Troubled investment portfolios and a weak market outlook contributed to the industry’s downgrade, although the Moody’s announcement noted that insurers are adequately capitalized to make good on their policy commitments.
In general, the industry is relatively strong compared to other financial institutions, thanks in large part to smaller exposures to troubled asset classes. Property/casualty insurers have gotten a slew of negative news in the past couple weeks, including a report from the Insurance Services Office Inc. and the Property Casualty Insurers Association of America that stated the industry’s profits fell 96.2 percent in 2008 thanks to catastrophe losses and the ongoing financial crisis.
Net losses on underwriting were $21.2 billion, compared with $19.3 billion in the prior year. Net investment gains fell by about 51 percent to $31.4 billion. Standard & Poor’s contributed to the overall gloom by reaffirming its negative outlook on the industry a day before Moody’s made its announcement Thursday. S&P had also recently released a report that discussed the challenges property/casualty insurers will have to face in the next decade.

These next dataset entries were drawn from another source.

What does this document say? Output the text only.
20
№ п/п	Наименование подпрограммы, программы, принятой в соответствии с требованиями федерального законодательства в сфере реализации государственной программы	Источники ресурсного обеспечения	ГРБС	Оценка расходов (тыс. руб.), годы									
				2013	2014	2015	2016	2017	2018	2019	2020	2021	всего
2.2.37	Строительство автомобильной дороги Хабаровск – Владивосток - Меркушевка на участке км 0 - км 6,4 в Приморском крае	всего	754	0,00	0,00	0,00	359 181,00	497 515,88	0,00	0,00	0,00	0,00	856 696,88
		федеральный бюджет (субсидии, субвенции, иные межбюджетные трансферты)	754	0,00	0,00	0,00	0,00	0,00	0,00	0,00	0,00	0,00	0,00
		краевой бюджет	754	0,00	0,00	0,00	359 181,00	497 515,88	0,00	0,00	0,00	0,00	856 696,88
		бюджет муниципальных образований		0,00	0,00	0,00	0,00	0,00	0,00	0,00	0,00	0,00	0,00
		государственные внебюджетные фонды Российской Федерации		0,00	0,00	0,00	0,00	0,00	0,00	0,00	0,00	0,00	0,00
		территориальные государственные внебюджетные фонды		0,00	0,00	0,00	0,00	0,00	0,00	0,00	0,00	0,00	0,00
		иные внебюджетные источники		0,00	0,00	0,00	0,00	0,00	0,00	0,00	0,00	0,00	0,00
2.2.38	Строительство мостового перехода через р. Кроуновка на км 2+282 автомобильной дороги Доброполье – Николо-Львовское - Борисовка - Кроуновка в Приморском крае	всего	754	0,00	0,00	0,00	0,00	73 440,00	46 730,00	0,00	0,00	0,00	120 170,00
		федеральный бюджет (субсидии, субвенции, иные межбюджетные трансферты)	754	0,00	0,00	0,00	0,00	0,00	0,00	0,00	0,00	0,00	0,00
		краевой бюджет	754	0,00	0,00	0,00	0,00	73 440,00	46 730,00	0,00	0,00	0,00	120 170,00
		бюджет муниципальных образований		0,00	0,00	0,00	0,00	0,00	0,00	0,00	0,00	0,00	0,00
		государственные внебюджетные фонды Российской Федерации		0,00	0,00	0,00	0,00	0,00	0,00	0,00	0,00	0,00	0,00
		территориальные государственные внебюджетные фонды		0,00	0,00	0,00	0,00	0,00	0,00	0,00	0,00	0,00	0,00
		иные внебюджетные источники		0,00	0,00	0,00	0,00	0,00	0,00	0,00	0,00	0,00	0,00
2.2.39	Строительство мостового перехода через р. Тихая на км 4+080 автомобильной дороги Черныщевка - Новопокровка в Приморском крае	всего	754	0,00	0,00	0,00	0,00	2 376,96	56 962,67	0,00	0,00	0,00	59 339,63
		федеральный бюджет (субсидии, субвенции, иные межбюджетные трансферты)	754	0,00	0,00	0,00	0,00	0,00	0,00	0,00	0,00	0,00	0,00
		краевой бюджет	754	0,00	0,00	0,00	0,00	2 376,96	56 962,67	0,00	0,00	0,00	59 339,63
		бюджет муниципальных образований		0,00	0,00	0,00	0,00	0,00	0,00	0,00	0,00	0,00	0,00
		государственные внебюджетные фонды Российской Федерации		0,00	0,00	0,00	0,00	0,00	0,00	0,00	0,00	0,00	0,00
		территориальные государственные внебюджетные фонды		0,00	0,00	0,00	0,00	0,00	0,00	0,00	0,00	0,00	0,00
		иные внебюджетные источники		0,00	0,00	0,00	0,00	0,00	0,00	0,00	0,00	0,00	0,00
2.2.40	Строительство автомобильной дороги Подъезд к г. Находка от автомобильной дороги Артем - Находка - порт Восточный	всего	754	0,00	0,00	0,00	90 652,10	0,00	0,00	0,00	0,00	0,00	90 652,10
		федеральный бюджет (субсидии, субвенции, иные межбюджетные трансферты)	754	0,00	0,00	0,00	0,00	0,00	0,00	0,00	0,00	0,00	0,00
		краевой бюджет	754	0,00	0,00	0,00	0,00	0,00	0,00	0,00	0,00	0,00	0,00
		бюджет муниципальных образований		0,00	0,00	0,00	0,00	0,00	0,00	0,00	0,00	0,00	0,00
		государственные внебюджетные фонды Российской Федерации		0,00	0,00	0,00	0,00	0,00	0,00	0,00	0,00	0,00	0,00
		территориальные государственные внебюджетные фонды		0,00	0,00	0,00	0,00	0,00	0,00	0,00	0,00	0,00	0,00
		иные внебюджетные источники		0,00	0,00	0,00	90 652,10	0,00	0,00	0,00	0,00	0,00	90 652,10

The next few years in particular are going to be difficult for the industry, according to S&P credit analyst Damien Magarelli, which will stunt these companies’ growth in the near future. Chiefly, the financial crisis will contribute to the slowdown because policyholders may reduce coverage to lower their insurance premiums. The industry should focus on a few major trends, including population density transfers to different locations within the U.S. and globally, continued growth in emerging markets, and increased government regulations, according to a summary of the report.